You turn down the lights, mute your phone and spend a few minutes massaging your skin with lavender oil. Or maybe you meditate in the morning with the scents of tea tree or thyme wafting to you from an oil diffuser.
But when it comes to breathing in or rubbing on aromatic plant oils, the fact that the experience is pleasing doesn’t make it therapeutic, says Dr. Edzard Ernst, former chair of complementary medicine at the University of Exeter in the U.K. Ernst has published two review studies—one in 2000 and another in 2012—that closely examine the health effects of aromatherapy. When it comes to calming hypertension, depression, anxiety, pain and symptoms of dementia, Ernst found no “convincing” evidence that aromatherapy does you any good.
“Aromatherapists claim that specific oils have specific health effects,” he says. “This, in my view, is little more than wishful thinking.”
Other complementary medicine experts voice similar misgivings. “There have been some small studies showing that aromatherapy can be beneficial in certain populations for easing anxiety,” says Dr. Tieraona Low Dog, director of education and fellowship at the Academy of Integrative Health & Medicine. “However, when looked at in totality, the evidence is weak for beneficial effects with inhalation.”
All of this may seem perplexing if you’ve heard about one of the dozens of studies linking aromatherapy to improved health outcomes. Recent research efforts have found that lavender oil improves pain tolerance and ginger oil lowers levels of nausea following surgery. Another study found that lotion containing lemon balm eased agitation among severe dementia sufferers.
But even the authors of these pro-aromatherapy studies say the benefits they uncovered could be attributable to a lot of different factors. In the dementia study, to pick one, the researchers say increased social and physical contact between the sufferers and the caregivers who applied the lemon balm could explain some of the calming effects.

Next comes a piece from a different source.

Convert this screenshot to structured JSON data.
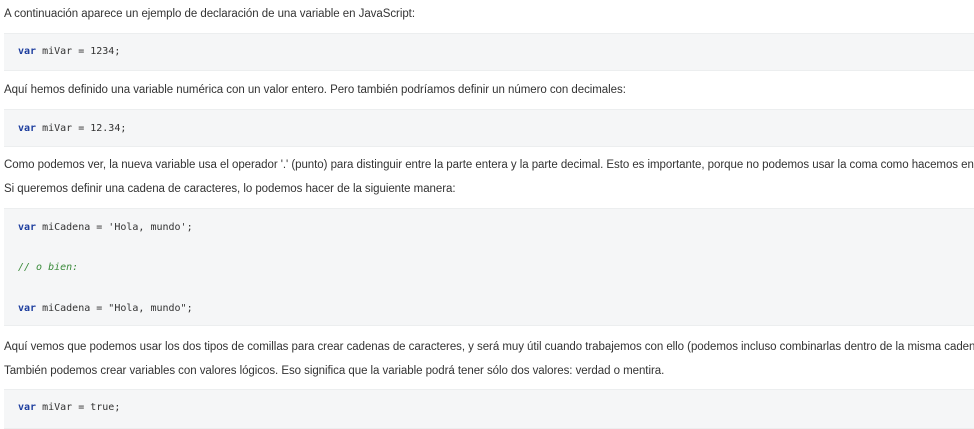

Another issue with this kind of research involves something scientists call “expectancy.” If you believe sniffing rosemary or eucalyptus is going to perk you up or mellow you out, your expectations can result in placebo benefits that stem from your brain—not the plant essences you’re inhaling. These sorts of confounding variables are common in aromatherapy studies, Ernst says.
Not everyone agrees with his conclusions. Research from the University of Vienna’s Gerhard Buchbauer suggests some essential oils have the power to activate your central nervous system in ways that may increase attention, sharpen thinking and improve sleep.
But even if they do exist, all of the effects might not be good. The work of Buchbauer and others shows that some plant essential oils contain volatile organic compounds that may produce unwanted side effects. A New England Journal of Medicine report linked some of the compounds in lavender and tea tree oil to gynecomastia—or abnormal amounts of breast tissue—in adolescent boys.
Plant chemicals and oils are “very powerful substances” that can cause adverse events, including allergic reactions, says Paul Posadzki, a research fellow at the UK’s Plymouth University.
Posadzki, working with Ernst, found a number of case studies describing bad reactions to aromatherapy products, including skin rashes or inflammation resulting from balms or lotions. The assumption that aromatherapy is “natural” and therefore free of any risks is inaccurate, they write.
To be clear, most studies of aromatherapy don’t turn up any adverse reactions. Even Posadzki says he doesn’t advise people to avoid aromatherapy, though he does caution pregnant or breastfeeding women, kids and people with health problems to speak with a doctor before using essential oils. But when you put all the existing research together, a lot of unanswered questions remain. (Almost every study of aromatherapy ends with a call for more research.)
For now, though, it’s safe to say the science on aromatherapy’s health perks is, at best, inconclusive.